Чем технологичнее общество, тем ниже, по мне, запас спонтанности отдельной личности.

— Как правило, это ждущие ребенка женщины. Которые по социальной седьмой поправке выбрали другой мир, и теперь туда направляются рожать. — Он опять странно таращится на меня.

— Ты только не нервничай, — в последний момент удерживаюсь, чтобы не накрыть его предплечье своей ладонью. Бл*, я ж мужик сейчас. — А зачем беременным валить отсюда через гипер?

— Ты дурак? Какая мать захочет рожать здесь? Чтобы в графе гражданства ребёнка стоял мир третьей категории?! Со всеми вытекающими поражениями в правах, если есть альтернатива.

— Эээ, ну да, ну да, — тороплюсь согласиться. Затем бросаю наугад. — А как же любовь? Искренние чувства?

Он тяжело вздыхает:

— Забудь. По крайней мере, здесь. Знаешь, сколько лично я видел наивных наивных дураков, которые добровольно нагребли на себя пятисотку? Ради любви и чувств, как ты говоришь. При том, что бабы их банально использовали?
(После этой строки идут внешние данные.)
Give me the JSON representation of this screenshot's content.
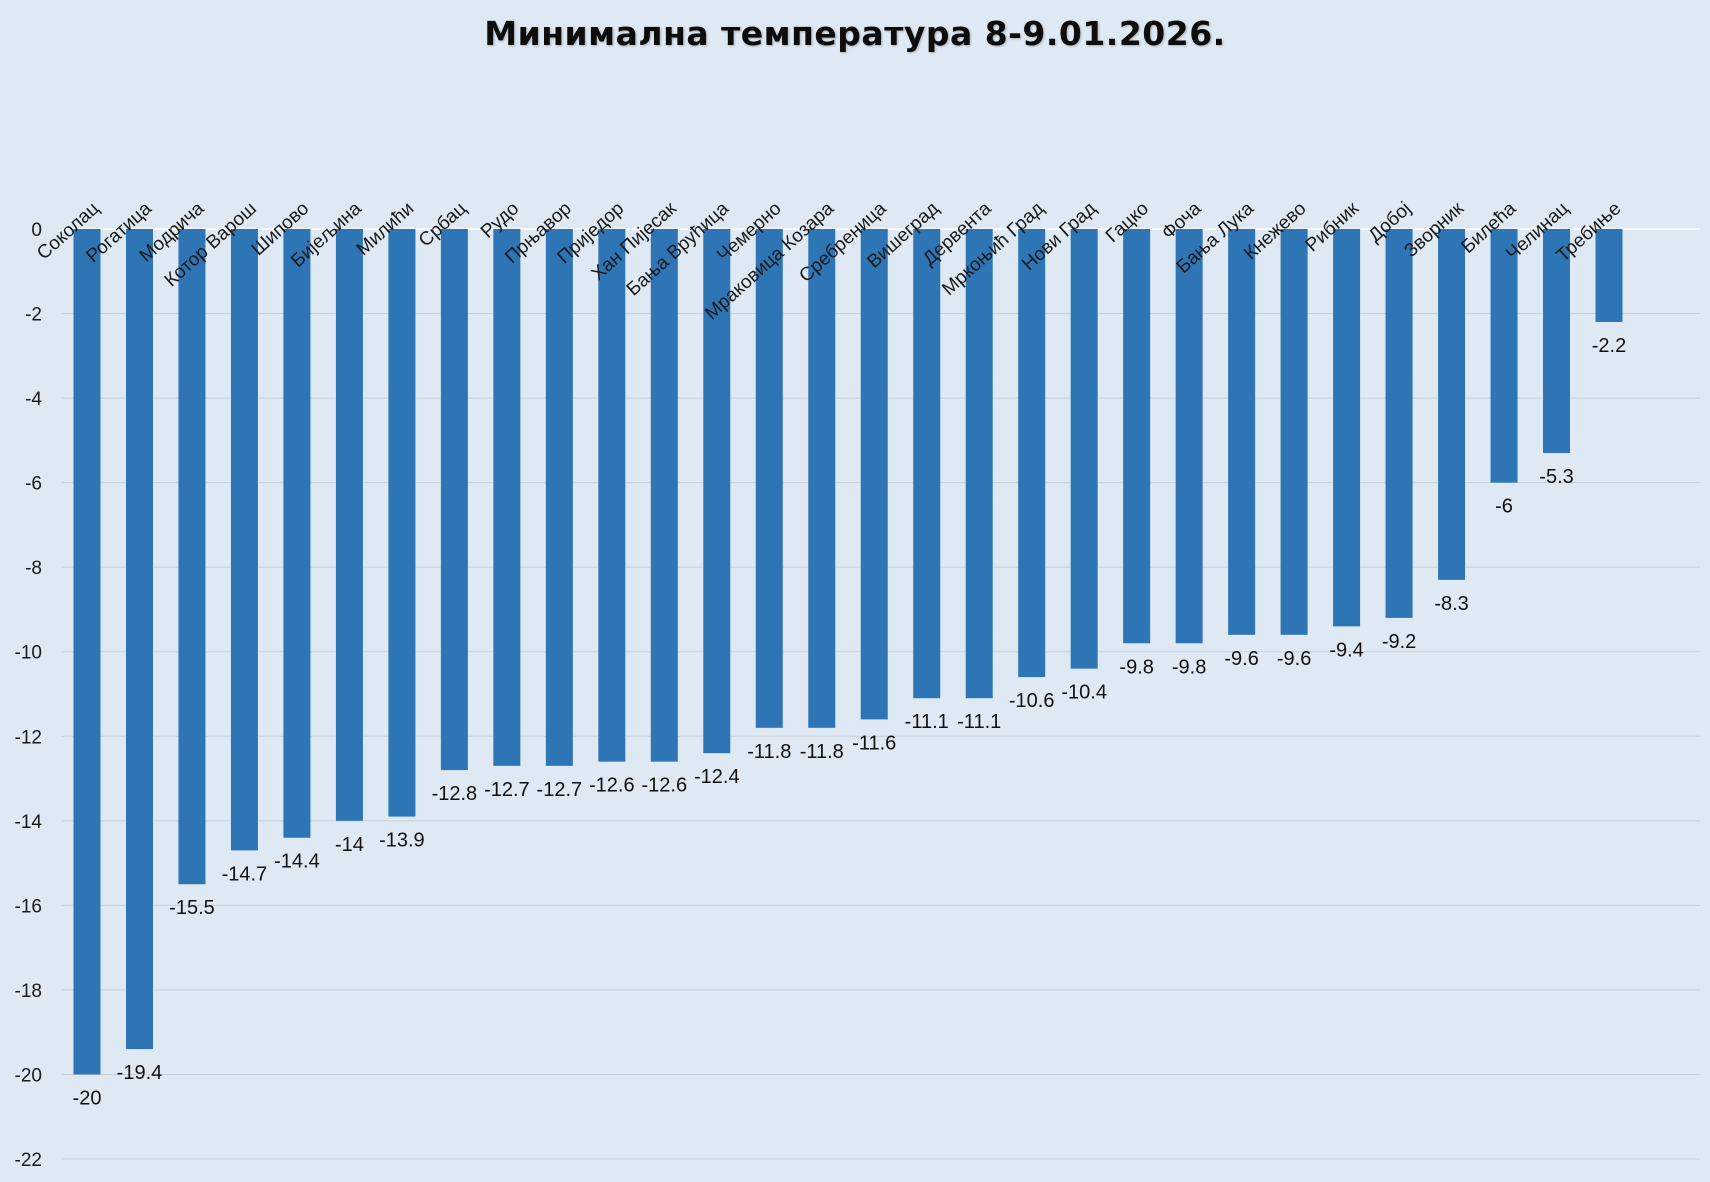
{
  "chart_data": {
    "type": "bar",
    "title": "Минимална температура 8-9.01.2026.",
    "xlabel": "",
    "ylabel": "",
    "ylim": [
      -22,
      0
    ],
    "y_ticks": [
      0,
      -2,
      -4,
      -6,
      -8,
      -10,
      -12,
      -14,
      -16,
      -18,
      -20,
      -22
    ],
    "grid": true,
    "bar_color": "#2e75b6",
    "background_color": "#dfe9f4",
    "grid_color": "#c8d0d8",
    "categories": [
      "Соколац",
      "Рогатица",
      "Модрича",
      "Котор Варош",
      "Шипово",
      "Бијељина",
      "Милићи",
      "Србац",
      "Рудо",
      "Прњавор",
      "Приједор",
      "Хан Пијесак",
      "Бања Врућица",
      "Чемерно",
      "Мраковица Козара",
      "Сребреница",
      "Вишеград",
      "Дервента",
      "Мркоњић Град",
      "Нови Град",
      "Гацко",
      "Фоча",
      "Бања Лука",
      "Кнежево",
      "Рибник",
      "Добој",
      "Зворник",
      "Билећа",
      "Челинац",
      "Требиње"
    ],
    "values": [
      -20,
      -19.4,
      -15.5,
      -14.7,
      -14.4,
      -14,
      -13.9,
      -12.8,
      -12.7,
      -12.7,
      -12.6,
      -12.6,
      -12.4,
      -11.8,
      -11.8,
      -11.6,
      -11.1,
      -11.1,
      -10.6,
      -10.4,
      -9.8,
      -9.8,
      -9.6,
      -9.6,
      -9.4,
      -9.2,
      -8.3,
      -6,
      -5.3,
      -2.2
    ]
  }
}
— Не знаю. И кстати, что такое пятисотка?

* * *

Через пару минут конфигурация местного общества проясняется ещё больше.

Поскольку жители здесь — малоперспективный и откровенно криминальный элемент, институт брака запрещён законодательно. На всём астероиде, он же — небольшая планета. Такая вот несправедливость.

Разумеется, естественных физиологических процессов тоже никто не отменял, в том числе связанных с инстинктом размножения.

Если наступает беременность, отец будущего ребёнка по умолчанию становится должным в государственную казну пятьсот тысяч монет — это законодательная норма.

Мать же (тоже будущая) получает право на один бесплатный гипер в мир более высокой категории. Как она устроится там — её проблемы. Но социальная защищенность в других местах не в пример выше, загнуться от голода в любом случае не дадут.

Обобщаю для себя: здешние политические и властные институты весьма успешно перекладывают всю ответственность на плечи отцов, через материальный рычаг. Вау.

Повеселиться на тему недотёп-мужиков вслух, однако, не получается — слишком серьёзный разговор.

По словам корейца, ещё ни одна известная ему беременность не закончилась воссоединением "семьи" когда-нибудь потом.

Говоря иначе, ни одна местная мадам, оказавшись в мире второй или первой категории, бывшего партнёра к себе вытаскивать не стала. Хотя наверняка и смогла бы, на каком-либо этапе.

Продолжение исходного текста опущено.